Ahh, that was on the regular Google Earth. Let me look at the Pro version...Yup, you're right.

Rich


----------



## Rich (Feb 22, 2007)

trh said:


> I know that some locations are distorted. But I'm still trying to see where Rich is getting solid colors from Norfolk. Here is a Bird's Eye view from Bing (Google has three CVNs in port, but not blurred).
> 
> 
> 
> ...


I never tried Bing over Norfolk. I do see the drydocks in Portsmouth. Now I gotta see if my favorite tavern is still in Norfolk. Sorry for the confusion.

Rich


----------



## Rich (Feb 22, 2007)

Found the D&S Piers. Found the fields I used to play ball on. Couldn't find the tavern. This is a whole lot better than the old free version. Searched all over Dam Neck and couldn't find the guns. Place is really built up. 

Rich


----------



## trh (Nov 3, 2007)

No confusion. Trying to figure out what you're seeing. I don't have any solid colors for Norfolk military bases or even the Whitehouse with Google Earth, Google Earth Pro or Bing. I did have some distortions at the Whitehouse less than 600 feet, but I turned off the 3D Buildings option and that was cleared up.
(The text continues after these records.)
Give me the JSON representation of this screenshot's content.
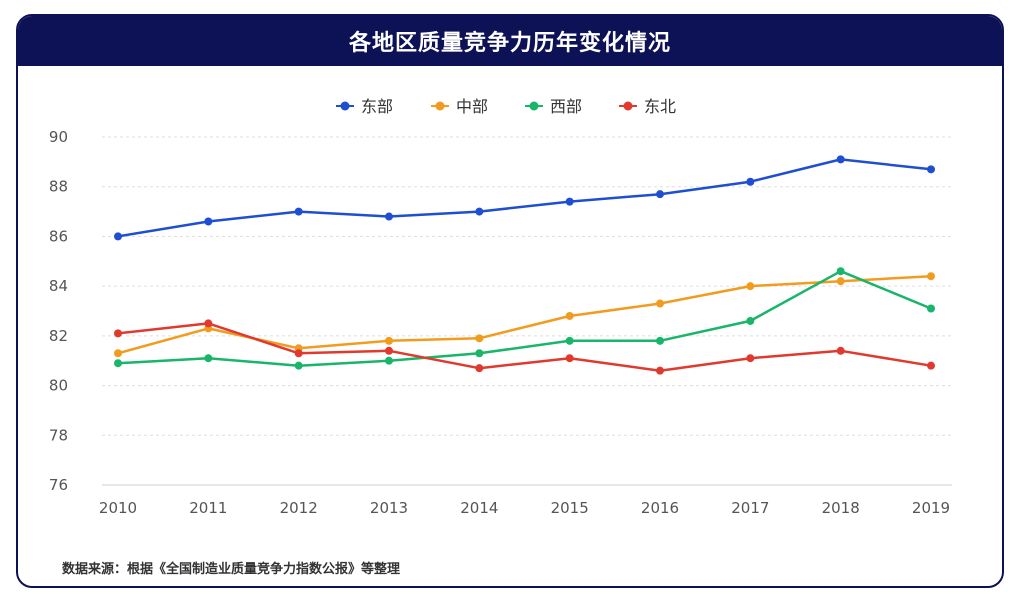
{
  "chart_data": {
    "type": "line",
    "title": "各地区质量竞争力历年变化情况",
    "categories": [
      "2010",
      "2011",
      "2012",
      "2013",
      "2014",
      "2015",
      "2016",
      "2017",
      "2018",
      "2019"
    ],
    "ylim": [
      76,
      90
    ],
    "yticks": [
      76,
      78,
      80,
      82,
      84,
      86,
      88,
      90
    ],
    "grid": true,
    "legend_position": "top-center",
    "series": [
      {
        "name": "东部",
        "color": "#1f4fd1",
        "values": [
          86.0,
          86.6,
          87.0,
          86.8,
          87.0,
          87.4,
          87.7,
          88.2,
          89.1,
          88.7
        ]
      },
      {
        "name": "中部",
        "color": "#f29c1f",
        "values": [
          81.3,
          82.3,
          81.5,
          81.8,
          81.9,
          82.8,
          83.3,
          84.0,
          84.2,
          84.4
        ]
      },
      {
        "name": "西部",
        "color": "#18b56a",
        "values": [
          80.9,
          81.1,
          80.8,
          81.0,
          81.3,
          81.8,
          81.8,
          82.6,
          84.6,
          83.1
        ]
      },
      {
        "name": "东北",
        "color": "#e03a2f",
        "values": [
          82.1,
          82.5,
          81.3,
          81.4,
          80.7,
          81.1,
          80.6,
          81.1,
          81.4,
          80.8
        ]
      }
    ],
    "source": "数据来源：根据《全国制造业质量竞争力指数公报》等整理"
  }
}
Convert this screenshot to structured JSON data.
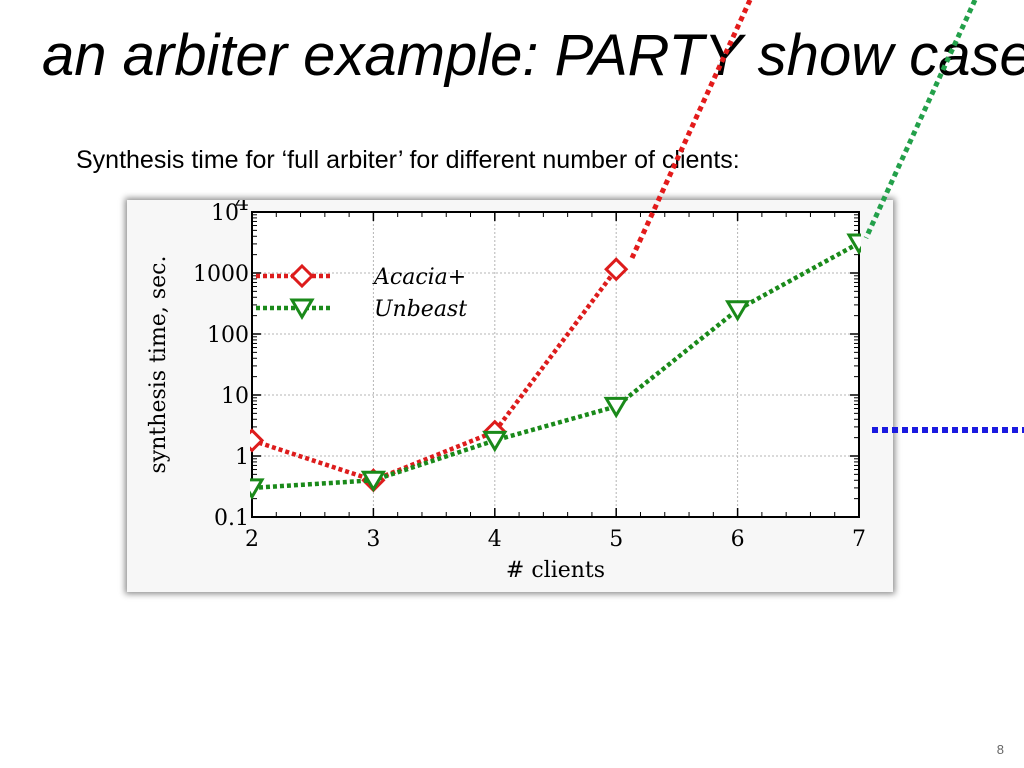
{
  "slide": {
    "title": "an arbiter example: PARTY show case",
    "subtitle": "Synthesis time for ‘full arbiter’ for different number of clients:",
    "page_number": "8"
  },
  "colors": {
    "acacia": "#dd1c1c",
    "unbeast": "#1a8a1a",
    "overlay_red": "#e31b1b",
    "overlay_green": "#23a04a",
    "overlay_blue": "#1a1ae0"
  },
  "chart_data": {
    "type": "line",
    "xlabel": "# clients",
    "ylabel": "synthesis time, sec.",
    "x": [
      2,
      3,
      4,
      5,
      6,
      7
    ],
    "xlim": [
      2,
      7
    ],
    "ylim": [
      0.1,
      10000
    ],
    "yscale": "log",
    "x_ticks": [
      "2",
      "3",
      "4",
      "5",
      "6",
      "7"
    ],
    "y_ticks": [
      {
        "value": 0.1,
        "label": "0.1"
      },
      {
        "value": 1,
        "label": "1"
      },
      {
        "value": 10,
        "label": "10"
      },
      {
        "value": 100,
        "label": "100"
      },
      {
        "value": 1000,
        "label": "1000"
      },
      {
        "value": 10000,
        "label": "10",
        "exponent": "4"
      }
    ],
    "grid": true,
    "legend_position": "top-left",
    "series": [
      {
        "name": "Acacia+",
        "marker": "diamond",
        "color": "#dd1c1c",
        "points": [
          [
            2,
            1.8
          ],
          [
            3,
            0.4
          ],
          [
            4,
            2.5
          ],
          [
            5,
            1150
          ]
        ]
      },
      {
        "name": "Unbeast",
        "marker": "triangle-down",
        "color": "#1a8a1a",
        "points": [
          [
            2,
            0.3
          ],
          [
            3,
            0.4
          ],
          [
            4,
            1.8
          ],
          [
            5,
            6.5
          ],
          [
            6,
            250
          ],
          [
            7,
            3100
          ]
        ]
      }
    ]
  }
}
You know 15-20 years ago you had to be world superpower to have access to this type of satellite imaging that we can view today on the internet. Cool and scary at the same time.


----------



## trh (Nov 3, 2007)

Rich said:


> Found the D&S Piers. Found the fields I used to play ball on. Couldn't find the tavern. This is a whole lot better than the old free version. Searched all over Dam Neck and couldn't find the guns. Place is really built up.
> 
> Rich


What guns at dam neck?


----------



## SayWhat? (Jun 7, 2009)

Did a quick scan with Pro of NE NZ and I can't find the blurr. It was a very small area when I found it before and very out of place. No natural formation. Possible it could have been a defective image, but I don't think so.
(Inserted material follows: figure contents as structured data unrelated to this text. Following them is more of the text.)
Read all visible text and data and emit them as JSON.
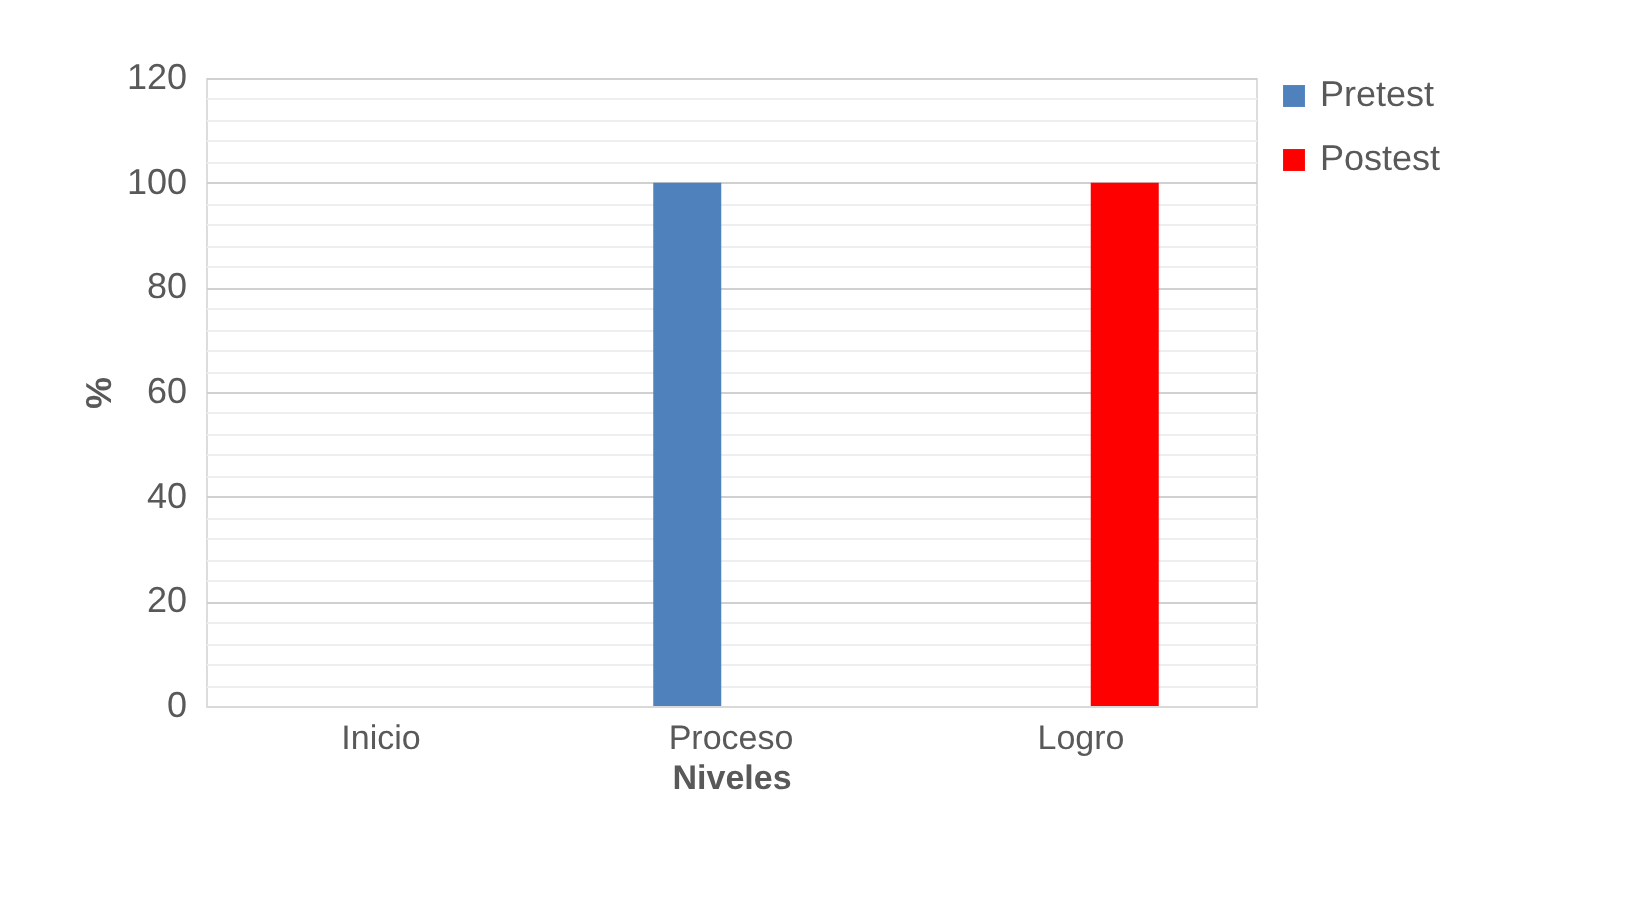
{
  "chart_data": {
    "type": "bar",
    "xlabel": "Niveles",
    "ylabel": "%",
    "categories": [
      "Inicio",
      "Proceso",
      "Logro"
    ],
    "series": [
      {
        "name": "Pretest",
        "color": "#4f81bd",
        "values": [
          0,
          100,
          0
        ]
      },
      {
        "name": "Postest",
        "color": "#ff0000",
        "values": [
          0,
          0,
          100
        ]
      }
    ],
    "ylim": [
      0,
      120
    ],
    "yticks": [
      0,
      {
        "value": 4,
        "label": null
      },
      {
        "value": 8,
        "label": null
      },
      {
        "value": 12,
        "label": null
      },
      {
        "value": 16,
        "label": null
      },
      20,
      {
        "value": 24,
        "label": null
      },
      {
        "value": 28,
        "label": null
      },
      {
        "value": 32,
        "label": null
      },
      {
        "value": 36,
        "label": null
      },
      40,
      {
        "value": 44,
        "label": null
      },
      {
        "value": 48,
        "label": null
      },
      {
        "value": 52,
        "label": null
      },
      {
        "value": 56,
        "label": null
      },
      60,
      {
        "value": 64,
        "label": null
      },
      {
        "value": 68,
        "label": null
      },
      {
        "value": 72,
        "label": null
      },
      {
        "value": 76,
        "label": null
      },
      80,
      {
        "value": 84,
        "label": null
      },
      {
        "value": 88,
        "label": null
      },
      {
        "value": 92,
        "label": null
      },
      {
        "value": 96,
        "label": null
      },
      100,
      {
        "value": 104,
        "label": null
      },
      {
        "value": 108,
        "label": null
      },
      {
        "value": 112,
        "label": null
      },
      {
        "value": 116,
        "label": null
      },
      120
    ],
    "grid": "y",
    "legend": "right"
  }
}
I can see the limber laying on my roof though where I was putting a metal roof on. Can't see me, but the furring strips and panels can be made out.


----------



## Rich (Feb 22, 2007)

trh said:


> What guns at dam neck?


They used to have ship's guns on springs buried in the sand there. I went there for training. Shot down a drone helicopter the first and only shot I took. Damn near got courtmartialed for that. But the thing I remember most about Dam Neck was the snake I saw swimming in the creek that I had to pass over to get to the firing range. Huge. And the guy I was with, the instructor, told me they were common there.

Rich


----------



## Rich (Feb 22, 2007)

trh said:


> No confusion. Trying to figure out what you're seeing. I don't have any solid colors for Norfolk military bases or even the Whitehouse with Google Earth, Google Earth Pro or Bing. I did have some distortions at the Whitehouse less than 600 feet, but I turned off the 3D Buildings option and that was cleared up.
> 
> You know 15-20 years ago you had to be world superpower to have access to this type of satellite imaging that we can view today on the internet. Cool and scary at the same time.


I just saw the Norfolk Naval Base greened out a couple weeks ago. I was looking for the D&S piers.

Rich


----------



## Rich (Feb 22, 2007)

My Google Earth Android app turned into "Pro" mode without any prompting from me. Surprised me. Wish I hadn't deleted the old version from my laptop, I bet that would be in Pro mode now too. 

Rich


----------



## James Long (Apr 17, 2003)

My Google Earth has not updated and still has a link to upgrade to Pro that takes me to the website.


----------



## James Long (Apr 17, 2003)

New PC this weekend so I might as well "go pro" ... nice.

I'll probably use the "property data" feature. It is interesting to find out who owns what.


----------